单源最短路: 求一个点到其他点的最短路
多源最短路: 求任意两个点的最短路

稠密图用邻接矩阵存,稀疏图用邻接表存储。

稠密图: m 和 n2 一个级别
稀疏图: m 和 n 一个级别

朴素dij:

int n,m,s,a,b,c;
const int N=100010;
struct edge{int v,w;};
vector<edge> e[N];
int d[N], vis[N];

void dijkstra(int s){
  for(int i=0;i<=n;i++)d[i]=inf;
  d[s]=0;
  for(int i=1;i<n;i++){//枚举次数
    int u=0;
    for(int j=1;j<=n;j++)//枚举点
      if(!vis[j]&&d[j]<d[u]) u=j;
    vis[u]=1; //标记u已出圈 
    for(auto ed:e[u]){//枚举邻边
      int v=ed.v, w=ed.w;
      if(d[v]>d[u]+w){
        d[v]=d[u]+w;
      } 
    }
  } 
}
int main(){
  cin>>n>>m>>s;
  for(int i=0; i<m; i++){
    cin>>a>>b>>c;
    e[a].push_back({b,c});
  }
  dijkstra(s);
  for(int i=1;i<=n;i++)
    printf("%d ",d[i]);  
  return 0;
}

堆优化版dij

//堆优化Dijkstra 

#define pii pair<int,int>
struct edge {
    int v, w;
};
vector<int> dijs(vector<vector<edge>>& e, int s) {
    priority_queue<pii, vector<pii>, greater<pii>> q;
    vector<int> d(n + 1, (1LL<<31)-1);
    vector<bool> vis(n + 1);
    d[s] = 0;
    q.push({d[s],s});
    while (q.size()) {
        auto t = q.top();
        q.pop();
        int u = t.sec;
        if (vis[u])
            continue;  // 再进队就直接跳过
        vis[u] = 1;    // 标记u已出队
        deb(u);
        for (auto [v, w] : e[u]) {
            deb(v,w);
            if (d[v] > d[u] + w) {
                d[v] = d[u] + w;
                q.push({d[v], v});  // 小根堆
            }
        }
        
    }
    return d;
}

#最简单处理带负权边的最短路

void floyd()
{

    for (int k = 1; k <= n; k ++ )
        for (int i = 1; i <= n; i ++ )
            for (int j = 1; j <= n; j ++ )
                d[i][j] = min(d[i][j], d[i][k] + d[k][j]);
}
init(){
 for (int i = 1; i <= n; i ++ )
        for (int j = 1; j <= n; j ++ )
            if (i == j) d[i][j] = 0;
            else d[i][j] = INF;
}
存边方式: d[a][b] = min(d[a][b], w);
# 如果是无向边需要加d[b][a]

处理负权边

有边数限制(1 号点到 n 号点的最多经过 k 条边的最短距离。

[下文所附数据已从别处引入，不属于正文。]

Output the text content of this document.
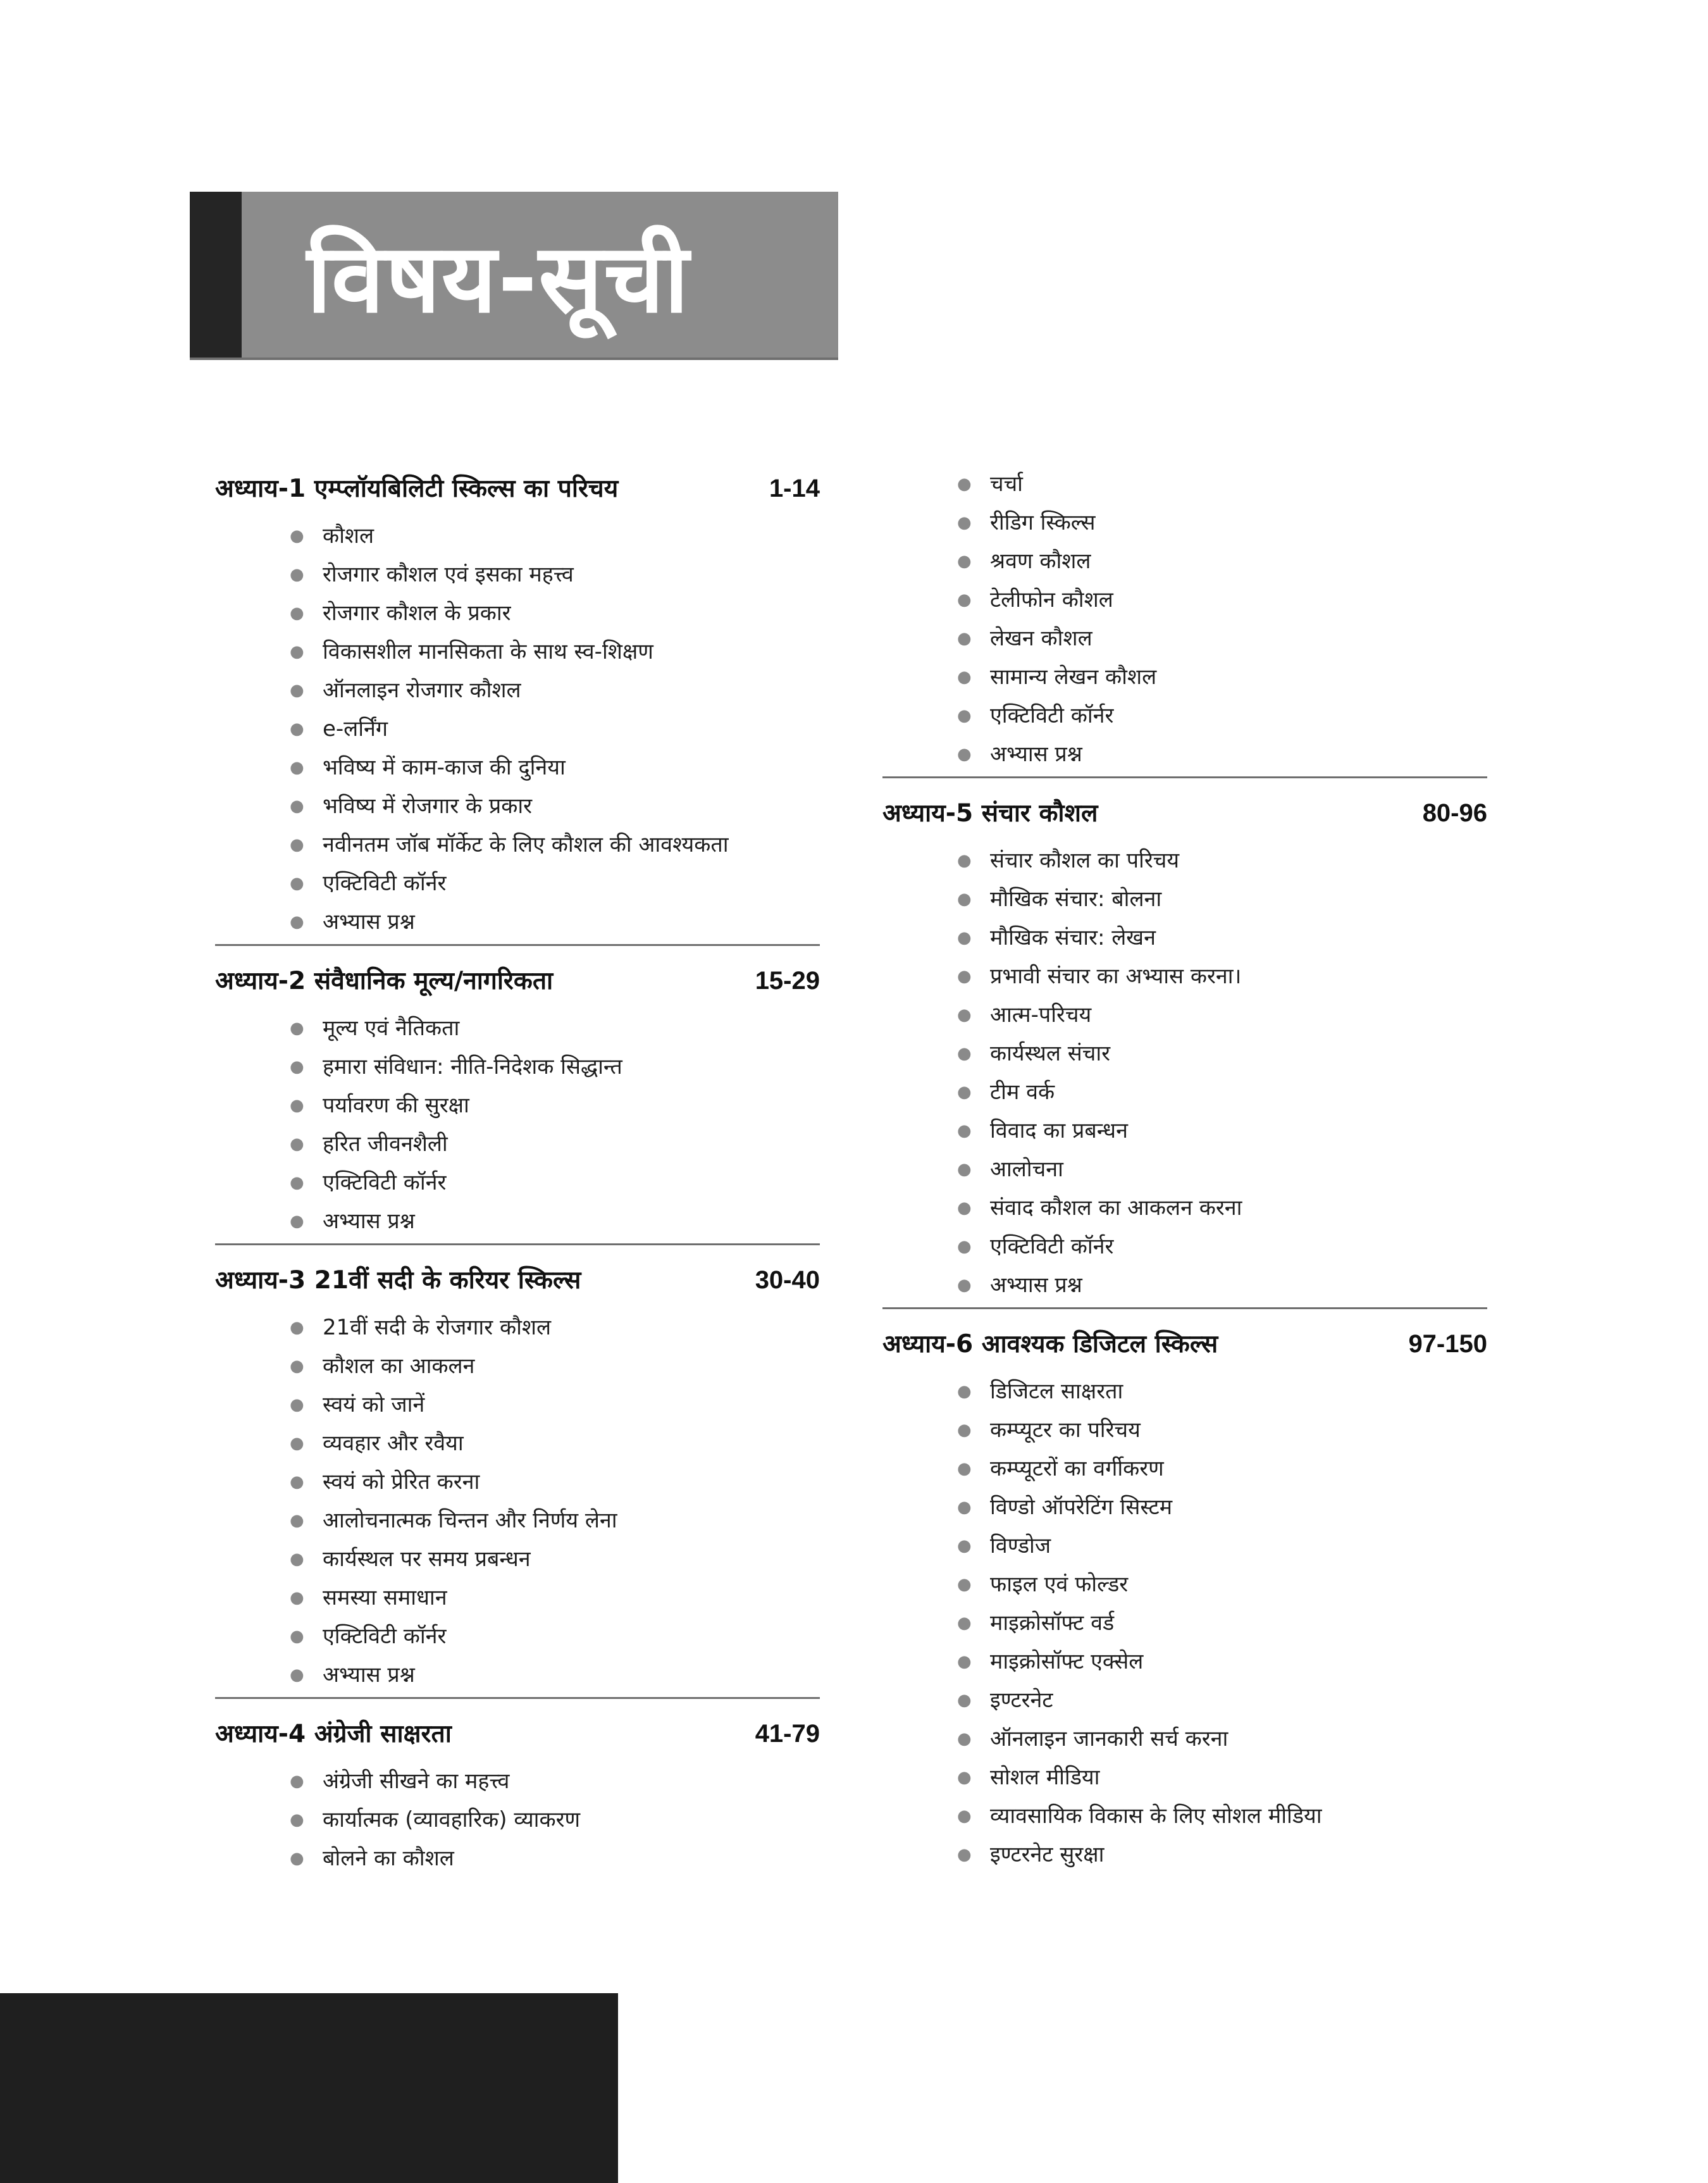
विषय-सूची
अध्याय-1 एम्प्लॉयबिलिटी स्किल्स का परिचय	1-14
● कौशल
● रोजगार कौशल एवं इसका महत्त्व
● रोजगार कौशल के प्रकार
● विकासशील मानसिकता के साथ स्व-शिक्षण
● ऑनलाइन रोजगार कौशल
● e-लर्निंग
● भविष्य में काम-काज की दुनिया
● भविष्य में रोजगार के प्रकार
● नवीनतम जॉब मॉर्केट के लिए कौशल की आवश्यकता
● एक्टिविटी कॉर्नर
● अभ्यास प्रश्न
अध्याय-2 संवैधानिक मूल्य/नागरिकता	15-29
● मूल्य एवं नैतिकता
● हमारा संविधान: नीति-निदेशक सिद्धान्त
● पर्यावरण की सुरक्षा
● हरित जीवनशैली
● एक्टिविटी कॉर्नर
● अभ्यास प्रश्न
अध्याय-3 21वीं सदी के करियर स्किल्स	30-40
● 21वीं सदी के रोजगार कौशल
● कौशल का आकलन
● स्वयं को जानें
● व्यवहार और रवैया
● स्वयं को प्रेरित करना
● आलोचनात्मक चिन्तन और निर्णय लेना
● कार्यस्थल पर समय प्रबन्धन
● समस्या समाधान
● एक्टिविटी कॉर्नर
● अभ्यास प्रश्न
अध्याय-4 अंग्रेजी साक्षरता	41-79
● अंग्रेजी सीखने का महत्त्व
● कार्यात्मक (व्यावहारिक) व्याकरण
● बोलने का कौशल
● चर्चा
● रीडिग स्किल्स
● श्रवण कौशल
● टेलीफोन कौशल
● लेखन कौशल
● सामान्य लेखन कौशल
● एक्टिविटी कॉर्नर
● अभ्यास प्रश्न
अध्याय-5 संचार कौशल	80-96
● संचार कौशल का परिचय
● मौखिक संचार: बोलना
● मौखिक संचार: लेखन
● प्रभावी संचार का अभ्यास करना।
● आत्म-परिचय
● कार्यस्थल संचार
● टीम वर्क
● विवाद का प्रबन्धन
● आलोचना
● संवाद कौशल का आकलन करना
● एक्टिविटी कॉर्नर
● अभ्यास प्रश्न
अध्याय-6 आवश्यक डिजिटल स्किल्स	97-150
● डिजिटल साक्षरता
● कम्प्यूटर का परिचय
● कम्प्यूटरों का वर्गीकरण
● विण्डो ऑपरेटिंग सिस्टम
● विण्डोज
● फाइल एवं फोल्डर
● माइक्रोसॉफ्ट वर्ड
● माइक्रोसॉफ्ट एक्सेल
● इण्टरनेट
● ऑनलाइन जानकारी सर्च करना
● सोशल मीडिया
● व्यावसायिक विकास के लिए सोशल मीडिया
● इण्टरनेट सुरक्षा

)

const int N = 510, M = 10010;
struct Edge
{
    int a, b, c;
}edges[M];

int n, m, k;
int dist[N];
int last[N];

void bellman_ford()
{
    memset(dist, 0x3f, sizeof dist);

    dist[1] = 0;
    for (int i = 0; i < k; i ++ )
    {
        memcpy(last, dist, sizeof dist);//每次只多加一个点,防止串联更新
        for (int j = 0; j < m; j ++ )
        {
            auto e = edges[j];
            dist[e.b] = min(dist[e.b], last[e.a] + e.c);
        }
    }
}

int main()
{
    scanf("%d%d%d", &n, &m, &k);

    for (int i = 0; i < m; i ++ )
    {
        int a, b, c;
        scanf("%d%d%d", &a, &b, &c);
        edges[i] = {a, b, c};
    }

    bellman_ford();

    if (dist[n] > 0x3f3f3f3f / 2) puts("impossible");//即使不连通也可能会被轻微更新,只要在无穷大数量级数说明不可达
    else printf("%d\n", dist[n]);

    return 0;
}

在遇到负权的时候才考虑spfa,很容易被卡

const int N = 100010;

int n, m;
int h[N], w[N], e[N], ne[N], idx;
int dist[N];
bool st[N];

void add(int a, int b, int c)
{
    e[idx] = b, w[idx] = c, ne[idx] = h[a], h[a] = idx ++ ;
}

int spfa()
{
    memset(dist, 0x3f, sizeof dist);
    dist[1] = 0;

    queue<int> q;
    q.push(1);
    st[1] = true;

    while (q.size())
    {
        int t = q.front();
        q.pop();

        st[t] = false;//可能二次入队,所以要还原。因为入队都是被更新的,所以其要二次更新它能到的点。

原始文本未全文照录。